Russia has claimed that they have developed a new vaccine that could see cancer cured once and for all.
Veronika Skvortsova, the head of the Russian Federal Medical-Biological Agency (FMBA), shared the news at the Eastern Economic Forum (EEF) in Vladivostok, per Russian news agency TASS.
According to Skvortsova, the research took several years, with the last three years focusing on mandatory preclinical studies.
She stated: "The vaccine is now ready for use; we are awaiting official approval."
In addition to reportedly being safe even with repeated administration, the Enteromix vaccine demonstrated significant effectiveness in reducing tumor size and slowing tumor progression.
These results showed reductions ranging from 60 to 80 percent, depending on the specific disease, with some studies also noting increased survival rates.
Some reports even claim the vaccine achieved 100% efficacy in preclinical trials, although this remains unverified by independent sources.
The Vaccine’s Focus: Colorectal Cancer and Beyond
Initially, the Enteromix vaccine targets colorectal cancer, but reports suggest that promising progress has been made in developing vaccines for other aggressive cancers such as glioblastoma and specific types of melanoma, including ocular melanoma, per the Times of India.
The vaccine, developed using mRNA technology similar to that of Covid-19 vaccines, trains the immune system to recognize and eliminate cancer cells while causing fewer side effects than traditional treatments like chemotherapy or radiation.
Early studies indicated that the vaccine was well-tolerated by patients, with no serious side effects.
A Personalized Treatment: The Future of Cancer Therapy?
One of the most intriguing aspects of Enteromix is that it is personalized for each individual patient.
The vaccine’s ability to target and destroy cancerous tumors while boosting the immune system is being touted as a major step forward in cancer treatment.
It represents a shift away from generic treatments like chemotherapy that often have severe side effects, to a more tailored approach that could improve patient outcomes with fewer risks.
Experts Weigh In: Cautious Optimism Amid Limited Data
While the results have sparked excitement, experts are cautious about jumping to conclusions.
Dr.
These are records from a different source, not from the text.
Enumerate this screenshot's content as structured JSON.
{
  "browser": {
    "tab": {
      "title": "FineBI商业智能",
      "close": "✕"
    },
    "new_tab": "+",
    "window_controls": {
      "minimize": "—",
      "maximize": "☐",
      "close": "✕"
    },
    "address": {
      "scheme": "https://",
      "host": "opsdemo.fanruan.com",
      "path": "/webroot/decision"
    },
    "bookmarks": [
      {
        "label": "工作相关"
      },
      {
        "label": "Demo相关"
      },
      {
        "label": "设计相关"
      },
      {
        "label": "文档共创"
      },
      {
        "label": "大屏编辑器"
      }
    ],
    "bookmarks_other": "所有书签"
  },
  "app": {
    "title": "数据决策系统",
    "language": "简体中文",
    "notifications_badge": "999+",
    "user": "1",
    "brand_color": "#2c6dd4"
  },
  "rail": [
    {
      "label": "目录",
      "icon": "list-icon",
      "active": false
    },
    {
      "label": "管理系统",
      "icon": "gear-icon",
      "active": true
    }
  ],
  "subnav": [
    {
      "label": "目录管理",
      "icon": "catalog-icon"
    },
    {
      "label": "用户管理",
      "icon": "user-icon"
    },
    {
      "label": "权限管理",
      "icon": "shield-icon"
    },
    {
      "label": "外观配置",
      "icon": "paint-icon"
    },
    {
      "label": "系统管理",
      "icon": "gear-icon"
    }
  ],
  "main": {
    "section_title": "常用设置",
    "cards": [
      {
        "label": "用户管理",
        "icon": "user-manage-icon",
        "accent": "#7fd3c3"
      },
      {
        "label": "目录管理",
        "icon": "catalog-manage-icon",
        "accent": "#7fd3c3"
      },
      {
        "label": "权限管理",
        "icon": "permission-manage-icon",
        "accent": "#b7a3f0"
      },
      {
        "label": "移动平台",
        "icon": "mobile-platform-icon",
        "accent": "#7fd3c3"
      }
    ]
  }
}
David James Pinato, a clinician scientist and medical oncologist at Imperial College London, expressed concerns about the quality of the data released.
Speaking to Newsweek, he explained that preclinical trials, which typically involve testing on animals, are not conclusive proof of a vaccine's efficacy in humans.
Pinato noted: “The fact that a vaccine approach has had 100 percent efficacy in animals means absolutely nothing. This is because very often the immune system of animal models does not replicate the complexity of the cancer genome or the human immune system.”
He emphasized the need for further testing in human clinical trials to confirm any results before the vaccine could be used clinically.
“If this is truly preclinical results, it's amazing, it's interesting, but it's by no means something that can be advocated for clinical use [yet],” he said.
Enteromix in Clinical Trials: What We Know So Far
As of now, Enteromix has already entered clinical trials, with 48 volunteers participating in testing.
The vaccine has demonstrated potential in slowing tumor growth and, in some cases, completely destroying tumors, but it has yet to clear regulatory hurdles.
According to reports, the vaccine uses harmless viruses to target and destroy cancerous cells while strengthening the body’s immune response.
The clinical trials began earlier this year, with the Russian Ministry of Health’s National Medical Research Radiology Centre and the Engelhardt Institute of Molecular Biology collaborating on its development.
The trials, first announced at the St. Petersburg International Economic Forum, are part of Russia’s larger push to make significant advancements in medical research and biotechnology.
With preclinical testing completed, the only step remaining before Enteromix can be made available to the public is regulatory approval.
If it passes, Enteromix could become the first personalized mRNA cancer vaccine available to the general public.